Ironically, Zapar's initial call to MultiAd—part of a six-company road show in Peoria—had been set up on behalf of Oracle's database business. A rep from Oracle's core technology group even accompanied Zapar to MultiAd's offices to suss out potential reasons to upgrade. Then, as the meeting wound down, Zapar asked: Is there anything else MultiAd needed to know?

The answer: Did Zapar know of any financial applications that would work with Oracle's database?

Zapar put on his applications hat, telling the CIO—and then the CFO—about the Oracle E-Business Suite. "While I'm talking, the core tech guy is tapping his fingers and looking at the ceiling," Zapar said. "We agreed that I should come back later with my own salespeople, talk about their business processes and understand how the Oracle applications can help them."

More than a year later, in 2003, MultiAd bought Oracle E-Business Suite. Over the course of 2004, Re-Quest's team helped MultiAd create a single financial system to handle its accounts receivable, accounts payable, general ledger and inventory. That single system will save at least six workdays a month by eliminating the need to hand-enter information between the different functions, Vaughn said. Earlier this month, MultiAd placed new orders for Oracle's CRM, Human Resources and Project Costing modules.

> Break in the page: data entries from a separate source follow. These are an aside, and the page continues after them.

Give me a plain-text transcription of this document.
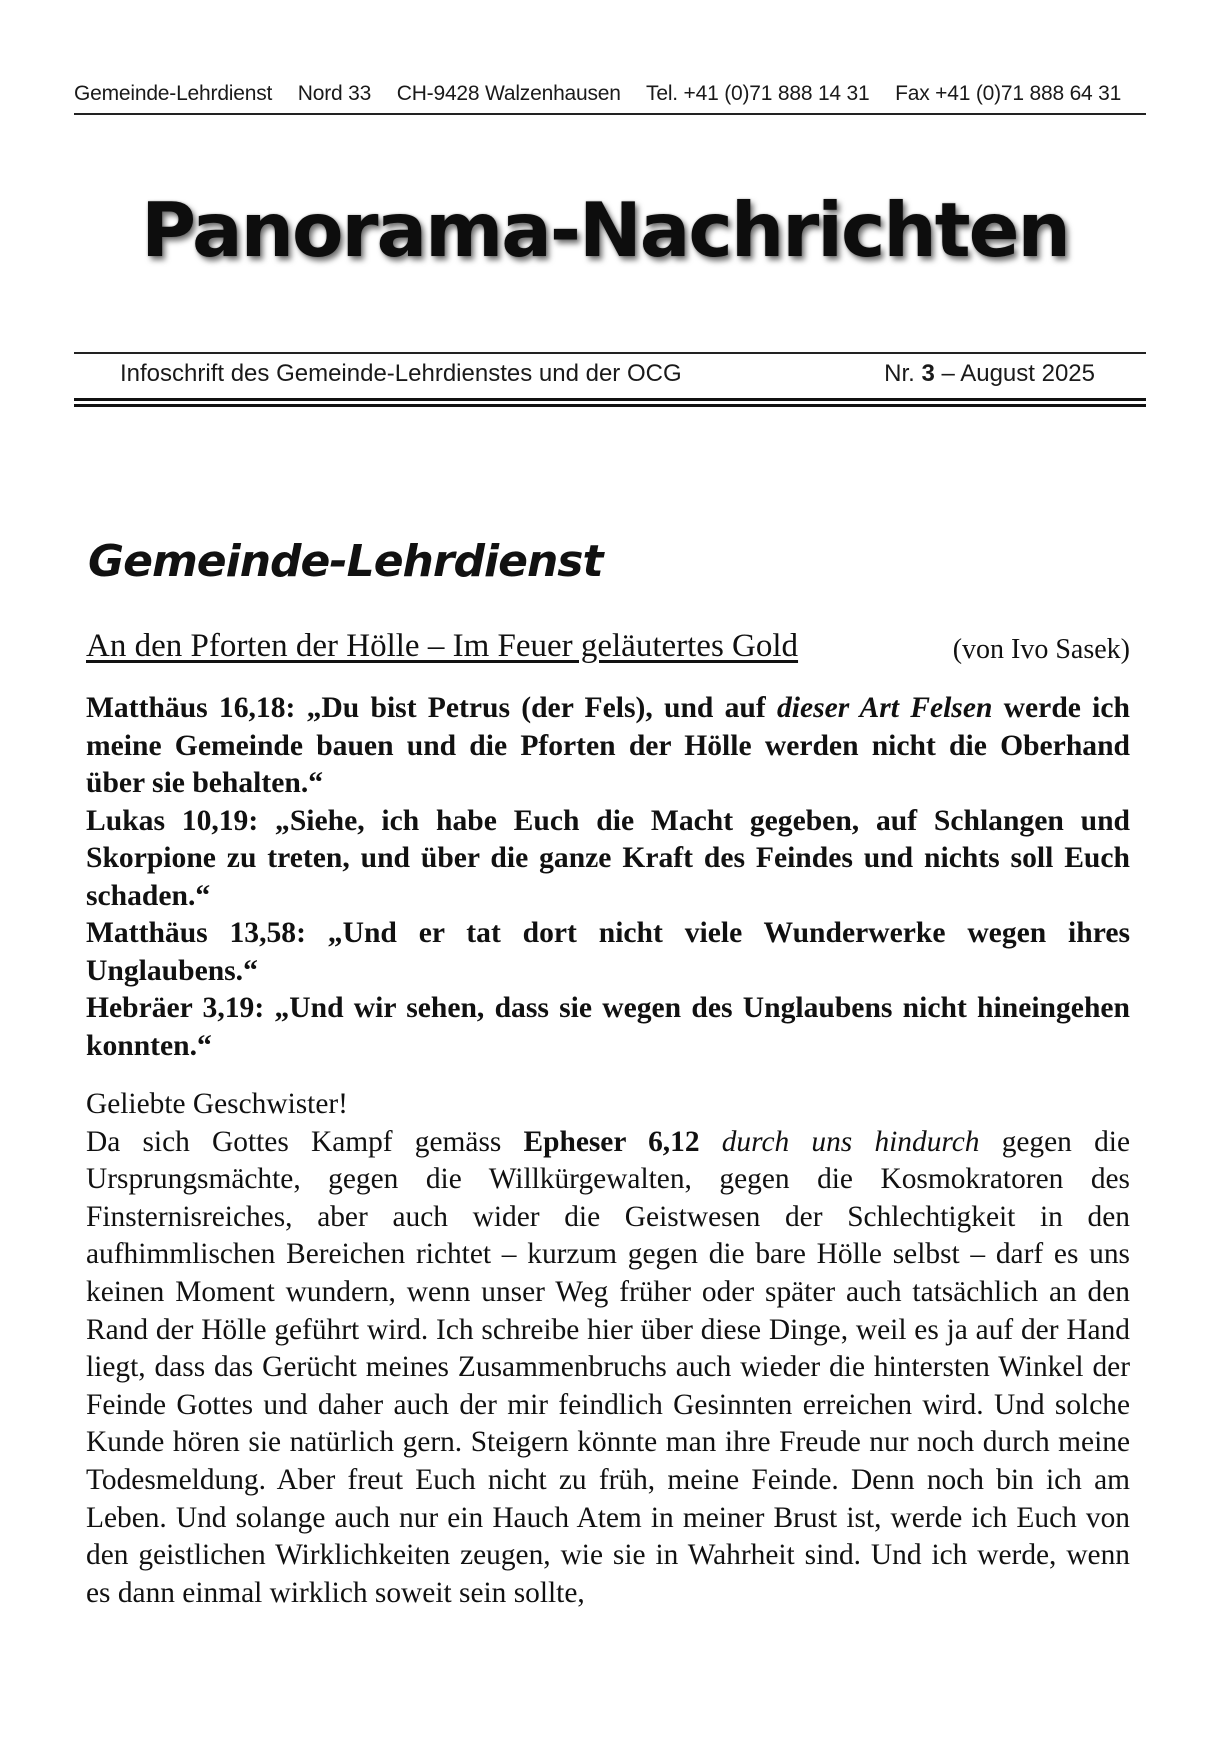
Gemeinde-Lehrdienst Nord 33 CH-9428 Walzenhausen Tel. +41 (0)71 888 14 31 Fax +41 (0)71 888 64 31
Panorama-Nachrichten
Infoschrift des Gemeinde-Lehrdienstes und der OCG	Nr. 3 – August 2025
Gemeinde-Lehrdienst
An den Pforten der Hölle – Im Feuer geläutertes Gold	(von Ivo Sasek)

Matthäus 16,18: „Du bist Petrus (der Fels), und auf dieser Art Felsen werde ich meine Gemeinde bauen und die Pforten der Hölle werden nicht die Oberhand über sie behalten.“

Lukas 10,19: „Siehe, ich habe Euch die Macht gegeben, auf Schlangen und Skorpione zu treten, und über die ganze Kraft des Feindes und nichts soll Euch schaden.“

Matthäus 13,58: „Und er tat dort nicht viele Wunderwerke wegen ihres Unglaubens.“

Hebräer 3,19: „Und wir sehen, dass sie wegen des Unglaubens nicht hineingehen konnten.“

Geliebte Geschwister!

Da sich Gottes Kampf gemäss Epheser 6,12 durch uns hindurch gegen die Ursprungsmächte, gegen die Willkürgewalten, gegen die Kosmokratoren des Finsternisreiches, aber auch wider die Geistwesen der Schlechtigkeit in den aufhimmlischen Bereichen richtet – kurzum gegen die bare Hölle selbst – darf es uns keinen Moment wundern, wenn unser Weg früher oder später auch tatsächlich an den Rand der Hölle geführt wird. Ich schreibe hier über diese Dinge, weil es ja auf der Hand liegt, dass das Gerücht meines Zusammenbruchs auch wieder die hintersten Winkel der Feinde Gottes und daher auch der mir feindlich Gesinnten erreichen wird. Und solche Kunde hören sie natürlich gern. Steigern könnte man ihre Freude nur noch durch meine Todesmeldung. Aber freut Euch nicht zu früh, meine Feinde. Denn noch bin ich am Leben. Und solange auch nur ein Hauch Atem in meiner Brust ist, werde ich Euch von den geistlichen Wirklichkeiten zeugen, wie sie in Wahrheit sind. Und ich werde, wenn es dann einmal wirklich soweit sein sollte,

It's important to note that Re-Quest started this process long before Oracle introduced Special Edition, its E-Business Suite packaged and priced specifically for the small-business market. Yet Re-Quest sold the whole soup-to-nuts solution—starting with what the customer needed immediately, then laying out a growth path enabling online invoices, business-intelligence analysis and a Web site for taking orders.

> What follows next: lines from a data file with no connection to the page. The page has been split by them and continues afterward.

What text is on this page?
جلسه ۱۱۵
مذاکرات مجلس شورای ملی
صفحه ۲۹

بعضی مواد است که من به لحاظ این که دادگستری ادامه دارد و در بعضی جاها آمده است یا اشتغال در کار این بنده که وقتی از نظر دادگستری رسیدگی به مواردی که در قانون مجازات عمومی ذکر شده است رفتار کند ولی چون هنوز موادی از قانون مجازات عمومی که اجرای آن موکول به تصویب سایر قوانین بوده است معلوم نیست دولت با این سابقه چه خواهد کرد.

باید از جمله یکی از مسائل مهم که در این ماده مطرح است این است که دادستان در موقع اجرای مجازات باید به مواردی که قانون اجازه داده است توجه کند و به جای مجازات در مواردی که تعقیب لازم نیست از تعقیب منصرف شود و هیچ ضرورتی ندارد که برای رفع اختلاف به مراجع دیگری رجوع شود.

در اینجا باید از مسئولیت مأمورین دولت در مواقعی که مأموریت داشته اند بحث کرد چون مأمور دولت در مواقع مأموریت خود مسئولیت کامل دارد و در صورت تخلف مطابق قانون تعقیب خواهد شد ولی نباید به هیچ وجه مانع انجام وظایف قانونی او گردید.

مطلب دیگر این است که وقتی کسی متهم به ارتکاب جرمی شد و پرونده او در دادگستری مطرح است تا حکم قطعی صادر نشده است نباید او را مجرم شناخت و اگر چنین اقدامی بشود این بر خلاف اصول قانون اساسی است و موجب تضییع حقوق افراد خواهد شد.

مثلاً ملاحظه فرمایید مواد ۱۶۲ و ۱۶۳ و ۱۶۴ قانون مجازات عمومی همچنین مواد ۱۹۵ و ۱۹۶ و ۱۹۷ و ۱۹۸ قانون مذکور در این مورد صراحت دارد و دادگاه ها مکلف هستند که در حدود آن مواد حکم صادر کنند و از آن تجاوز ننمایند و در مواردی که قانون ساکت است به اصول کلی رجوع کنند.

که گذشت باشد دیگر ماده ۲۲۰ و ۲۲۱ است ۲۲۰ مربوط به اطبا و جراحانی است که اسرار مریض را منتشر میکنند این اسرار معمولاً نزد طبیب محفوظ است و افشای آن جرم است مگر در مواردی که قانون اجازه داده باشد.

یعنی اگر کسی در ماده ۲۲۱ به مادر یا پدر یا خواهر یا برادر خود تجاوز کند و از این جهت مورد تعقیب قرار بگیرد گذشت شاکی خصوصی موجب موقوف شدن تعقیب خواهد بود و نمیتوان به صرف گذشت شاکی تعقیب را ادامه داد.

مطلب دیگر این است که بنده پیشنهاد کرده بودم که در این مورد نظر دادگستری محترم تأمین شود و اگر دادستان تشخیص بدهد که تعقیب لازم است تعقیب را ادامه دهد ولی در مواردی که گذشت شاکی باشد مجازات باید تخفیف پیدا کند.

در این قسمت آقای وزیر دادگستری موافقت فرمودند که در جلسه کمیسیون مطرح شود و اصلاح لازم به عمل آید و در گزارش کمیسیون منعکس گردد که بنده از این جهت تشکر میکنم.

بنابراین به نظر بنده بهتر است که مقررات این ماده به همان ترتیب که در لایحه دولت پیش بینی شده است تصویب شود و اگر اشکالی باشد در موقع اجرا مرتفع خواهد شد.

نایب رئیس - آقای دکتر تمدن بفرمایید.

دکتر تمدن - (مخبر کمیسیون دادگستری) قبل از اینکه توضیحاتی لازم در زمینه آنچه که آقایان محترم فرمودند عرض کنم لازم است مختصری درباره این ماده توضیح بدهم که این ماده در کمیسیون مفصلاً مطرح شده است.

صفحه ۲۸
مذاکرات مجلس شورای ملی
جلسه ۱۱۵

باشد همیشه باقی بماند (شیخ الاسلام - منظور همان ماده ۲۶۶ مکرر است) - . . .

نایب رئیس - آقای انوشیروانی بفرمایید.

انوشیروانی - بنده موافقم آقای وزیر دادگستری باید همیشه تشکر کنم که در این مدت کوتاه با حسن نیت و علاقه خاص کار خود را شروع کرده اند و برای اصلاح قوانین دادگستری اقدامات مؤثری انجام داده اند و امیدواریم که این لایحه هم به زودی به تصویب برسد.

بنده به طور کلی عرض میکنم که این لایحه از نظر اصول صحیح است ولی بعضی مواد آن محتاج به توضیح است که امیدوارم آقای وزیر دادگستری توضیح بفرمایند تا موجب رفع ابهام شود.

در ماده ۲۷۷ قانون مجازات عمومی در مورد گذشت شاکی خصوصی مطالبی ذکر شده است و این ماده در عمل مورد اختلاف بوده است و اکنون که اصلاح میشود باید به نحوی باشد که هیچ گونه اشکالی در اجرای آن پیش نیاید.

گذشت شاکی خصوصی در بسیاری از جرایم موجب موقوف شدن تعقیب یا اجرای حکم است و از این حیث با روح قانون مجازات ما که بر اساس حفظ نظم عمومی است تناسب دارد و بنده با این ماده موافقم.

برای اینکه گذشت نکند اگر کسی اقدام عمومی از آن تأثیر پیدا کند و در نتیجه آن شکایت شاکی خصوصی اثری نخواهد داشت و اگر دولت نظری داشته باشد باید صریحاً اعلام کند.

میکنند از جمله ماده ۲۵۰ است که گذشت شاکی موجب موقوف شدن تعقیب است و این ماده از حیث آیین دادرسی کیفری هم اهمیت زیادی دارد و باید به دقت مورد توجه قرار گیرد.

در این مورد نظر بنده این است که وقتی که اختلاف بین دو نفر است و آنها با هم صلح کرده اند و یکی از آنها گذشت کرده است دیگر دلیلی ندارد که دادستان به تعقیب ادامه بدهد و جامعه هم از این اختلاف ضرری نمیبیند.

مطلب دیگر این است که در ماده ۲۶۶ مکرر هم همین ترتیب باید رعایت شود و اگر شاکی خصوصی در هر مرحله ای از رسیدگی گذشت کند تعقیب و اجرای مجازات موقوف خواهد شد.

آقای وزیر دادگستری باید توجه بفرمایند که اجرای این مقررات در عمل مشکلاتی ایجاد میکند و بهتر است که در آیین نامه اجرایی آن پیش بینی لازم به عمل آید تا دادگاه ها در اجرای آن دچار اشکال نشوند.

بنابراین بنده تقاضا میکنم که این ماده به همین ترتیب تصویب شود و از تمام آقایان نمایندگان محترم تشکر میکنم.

"We differentiated Oracle Financials applications from the other vendors MultiAd was looking at—not because it's particularly sexy, but because it addressed the big picture vision of where they could go," Zapar said. "An Oracle rep will try to get a quick transaction and then get out and forget about the implementation. But Oracle didn't even know who this company was, even though it had been a database customer. We helped MultiAd start today and then grow."